Vu le sort du recours, le présent arrêt sera rendu sans frais. Obtenant gain de cause avec l’assistance d’un mandataire professionnel, la recourante a droit à des dépens.
Par ces motifs
la Cour de droit administratif et public
du Tribunal cantonal
arrête:
I. Le recours est admis.
II. La décision du SPOP du 13 octobre 2011 est annulée.
III. Le SPOP est invité à délivrer à Y._______________ un visa d’entrée en Suisse ainsi qu’une autorisation de séjour dans le canton de Vaud au titre du regroupement familial.
IV. Le présent arrêt est rendu sans frais.
V. La recourante a droit à une indemnité de 1'400 (mille quatre cents) francs à titre de dépens, à charge du SPOP.
Lausanne, le 12 avril 2012
Le
président:
Le présent arrêt est communiqué aux destinataires de l'avis d'envoi ci-joint, ainsi qu'à l'ODM.
Il peut faire l'objet, dans les trente jours suivant sa notification, d'un recours au Tribunal fédéral.

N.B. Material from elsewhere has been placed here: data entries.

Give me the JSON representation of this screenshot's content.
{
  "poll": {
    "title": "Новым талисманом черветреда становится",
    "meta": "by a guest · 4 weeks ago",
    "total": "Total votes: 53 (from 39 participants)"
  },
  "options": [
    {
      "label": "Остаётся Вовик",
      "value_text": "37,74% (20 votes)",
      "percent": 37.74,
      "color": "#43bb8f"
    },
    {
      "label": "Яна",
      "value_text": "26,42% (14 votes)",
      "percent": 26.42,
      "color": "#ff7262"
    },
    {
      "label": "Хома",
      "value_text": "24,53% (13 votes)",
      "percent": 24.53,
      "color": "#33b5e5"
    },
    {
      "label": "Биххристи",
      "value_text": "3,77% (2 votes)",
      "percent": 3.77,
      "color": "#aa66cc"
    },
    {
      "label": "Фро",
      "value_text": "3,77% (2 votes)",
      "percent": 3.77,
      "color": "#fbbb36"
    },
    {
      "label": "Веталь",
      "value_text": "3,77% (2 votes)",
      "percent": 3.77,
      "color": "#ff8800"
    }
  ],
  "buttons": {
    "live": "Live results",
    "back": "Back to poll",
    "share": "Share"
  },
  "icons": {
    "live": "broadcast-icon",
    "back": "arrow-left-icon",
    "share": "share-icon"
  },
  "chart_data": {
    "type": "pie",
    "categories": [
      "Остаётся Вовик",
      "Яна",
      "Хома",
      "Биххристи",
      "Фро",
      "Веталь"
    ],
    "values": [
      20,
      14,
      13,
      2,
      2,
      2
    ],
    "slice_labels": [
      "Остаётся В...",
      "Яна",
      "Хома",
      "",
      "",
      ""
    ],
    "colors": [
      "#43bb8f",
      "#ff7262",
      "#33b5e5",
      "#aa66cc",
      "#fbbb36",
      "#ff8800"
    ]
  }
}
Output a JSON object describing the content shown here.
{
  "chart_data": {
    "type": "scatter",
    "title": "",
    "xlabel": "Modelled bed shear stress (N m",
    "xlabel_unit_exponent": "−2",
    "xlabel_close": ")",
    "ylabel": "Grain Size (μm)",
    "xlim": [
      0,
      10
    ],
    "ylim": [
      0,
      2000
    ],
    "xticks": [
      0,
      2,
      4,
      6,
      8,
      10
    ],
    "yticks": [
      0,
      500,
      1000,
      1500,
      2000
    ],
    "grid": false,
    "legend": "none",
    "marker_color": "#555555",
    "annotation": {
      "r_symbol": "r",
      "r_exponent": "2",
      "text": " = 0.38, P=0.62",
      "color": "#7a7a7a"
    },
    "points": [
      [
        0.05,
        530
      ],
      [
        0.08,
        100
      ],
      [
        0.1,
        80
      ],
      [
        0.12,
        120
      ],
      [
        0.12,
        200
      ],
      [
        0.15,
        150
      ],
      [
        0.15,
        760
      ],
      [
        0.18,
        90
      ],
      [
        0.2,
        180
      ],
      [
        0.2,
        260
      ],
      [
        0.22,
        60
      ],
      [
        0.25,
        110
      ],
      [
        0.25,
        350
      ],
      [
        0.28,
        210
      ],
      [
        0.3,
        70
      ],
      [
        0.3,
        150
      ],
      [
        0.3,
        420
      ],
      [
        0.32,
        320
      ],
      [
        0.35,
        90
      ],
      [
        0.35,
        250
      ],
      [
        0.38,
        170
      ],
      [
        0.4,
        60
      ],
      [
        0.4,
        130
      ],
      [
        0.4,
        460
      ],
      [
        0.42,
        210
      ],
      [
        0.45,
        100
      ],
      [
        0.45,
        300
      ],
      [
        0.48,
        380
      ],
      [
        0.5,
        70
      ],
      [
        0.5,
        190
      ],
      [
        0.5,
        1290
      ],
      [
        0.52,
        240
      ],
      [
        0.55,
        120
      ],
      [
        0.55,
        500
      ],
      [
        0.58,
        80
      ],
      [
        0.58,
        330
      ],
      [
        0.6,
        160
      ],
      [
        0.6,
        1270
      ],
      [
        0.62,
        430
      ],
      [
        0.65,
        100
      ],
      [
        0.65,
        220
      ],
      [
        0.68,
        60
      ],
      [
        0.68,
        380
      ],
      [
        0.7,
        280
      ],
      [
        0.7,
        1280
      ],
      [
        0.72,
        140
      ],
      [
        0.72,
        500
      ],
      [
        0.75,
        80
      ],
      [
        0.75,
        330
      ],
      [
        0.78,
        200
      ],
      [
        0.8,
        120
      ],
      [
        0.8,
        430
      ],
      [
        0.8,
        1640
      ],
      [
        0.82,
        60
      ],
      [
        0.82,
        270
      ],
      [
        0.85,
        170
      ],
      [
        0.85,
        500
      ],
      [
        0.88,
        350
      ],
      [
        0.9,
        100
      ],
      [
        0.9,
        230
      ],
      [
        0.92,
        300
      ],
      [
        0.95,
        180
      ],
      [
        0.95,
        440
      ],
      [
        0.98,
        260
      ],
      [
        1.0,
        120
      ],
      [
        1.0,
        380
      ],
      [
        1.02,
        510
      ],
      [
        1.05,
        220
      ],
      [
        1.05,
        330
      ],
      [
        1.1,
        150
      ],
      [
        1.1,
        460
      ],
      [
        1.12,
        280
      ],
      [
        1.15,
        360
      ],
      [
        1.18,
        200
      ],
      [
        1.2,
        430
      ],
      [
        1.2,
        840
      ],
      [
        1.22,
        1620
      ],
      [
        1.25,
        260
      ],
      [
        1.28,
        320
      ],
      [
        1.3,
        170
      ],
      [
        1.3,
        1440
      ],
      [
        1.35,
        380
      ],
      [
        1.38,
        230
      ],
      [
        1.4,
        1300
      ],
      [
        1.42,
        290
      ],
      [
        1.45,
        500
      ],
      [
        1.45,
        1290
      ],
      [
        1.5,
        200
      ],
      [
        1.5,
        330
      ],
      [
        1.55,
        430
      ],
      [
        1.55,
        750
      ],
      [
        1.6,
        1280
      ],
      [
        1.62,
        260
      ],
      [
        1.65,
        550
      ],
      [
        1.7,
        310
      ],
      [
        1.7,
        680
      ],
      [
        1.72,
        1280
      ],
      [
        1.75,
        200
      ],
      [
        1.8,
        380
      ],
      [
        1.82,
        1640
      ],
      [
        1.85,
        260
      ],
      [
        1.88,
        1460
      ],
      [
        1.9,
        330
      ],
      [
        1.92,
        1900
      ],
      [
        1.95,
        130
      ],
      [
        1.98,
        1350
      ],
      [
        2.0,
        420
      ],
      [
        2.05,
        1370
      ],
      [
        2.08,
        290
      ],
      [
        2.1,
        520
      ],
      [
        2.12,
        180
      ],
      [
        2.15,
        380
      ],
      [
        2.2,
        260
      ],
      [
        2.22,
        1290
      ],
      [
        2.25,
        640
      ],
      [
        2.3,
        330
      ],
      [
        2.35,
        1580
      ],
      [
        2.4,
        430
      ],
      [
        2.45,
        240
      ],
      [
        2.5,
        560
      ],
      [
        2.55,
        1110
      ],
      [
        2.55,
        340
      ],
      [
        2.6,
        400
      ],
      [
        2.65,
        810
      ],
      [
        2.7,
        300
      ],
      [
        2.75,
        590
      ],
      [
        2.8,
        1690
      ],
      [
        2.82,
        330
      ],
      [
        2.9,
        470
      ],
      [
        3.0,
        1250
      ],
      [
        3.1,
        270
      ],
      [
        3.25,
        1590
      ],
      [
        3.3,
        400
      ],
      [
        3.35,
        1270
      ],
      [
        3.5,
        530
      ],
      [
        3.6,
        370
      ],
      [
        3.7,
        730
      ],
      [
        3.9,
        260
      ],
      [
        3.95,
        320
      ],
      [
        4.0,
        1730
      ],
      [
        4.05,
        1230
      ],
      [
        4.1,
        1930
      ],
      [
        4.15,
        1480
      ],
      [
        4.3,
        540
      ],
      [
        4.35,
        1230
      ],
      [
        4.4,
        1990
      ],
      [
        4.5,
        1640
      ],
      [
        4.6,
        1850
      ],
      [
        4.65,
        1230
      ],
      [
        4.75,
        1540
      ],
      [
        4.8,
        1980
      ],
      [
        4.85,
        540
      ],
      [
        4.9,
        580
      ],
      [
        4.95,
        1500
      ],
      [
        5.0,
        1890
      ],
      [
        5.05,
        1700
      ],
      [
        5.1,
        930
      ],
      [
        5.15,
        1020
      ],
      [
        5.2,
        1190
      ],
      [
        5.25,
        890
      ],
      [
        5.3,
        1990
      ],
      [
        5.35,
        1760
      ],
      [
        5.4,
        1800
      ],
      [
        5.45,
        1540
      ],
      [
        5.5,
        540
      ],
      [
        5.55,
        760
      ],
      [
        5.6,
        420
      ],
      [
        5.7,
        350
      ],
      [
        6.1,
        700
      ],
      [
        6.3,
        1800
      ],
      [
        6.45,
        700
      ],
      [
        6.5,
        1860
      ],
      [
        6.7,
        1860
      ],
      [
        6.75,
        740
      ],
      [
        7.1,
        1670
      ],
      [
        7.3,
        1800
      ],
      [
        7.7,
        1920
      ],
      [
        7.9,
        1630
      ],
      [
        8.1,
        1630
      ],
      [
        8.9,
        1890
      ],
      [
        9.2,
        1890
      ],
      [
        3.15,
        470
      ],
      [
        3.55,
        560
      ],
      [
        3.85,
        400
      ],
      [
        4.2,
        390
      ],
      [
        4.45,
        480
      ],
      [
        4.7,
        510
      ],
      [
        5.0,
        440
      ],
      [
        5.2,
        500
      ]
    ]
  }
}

Le recours en matière de droit public s'exerce aux conditions des articles 82 ss de la loi du 17 juin 2005 sur le Tribunal fédéral (LTF - RS 173.110), le recours constitutionnel subsidiaire à celles des articles 113 ss LTF. Le mémoire de recours doit être rédigé dans une langue officielle, indiquer les conclusions, les motifs et les moyens de preuve, et être signé. Les motifs doivent exposer succinctement en quoi l’acte attaqué viole le droit. Les pièces invoquées comme moyens de preuve doivent être jointes au mémoire, pour autant qu’elles soient en mains de la partie; il en va de même de la décision attaquée.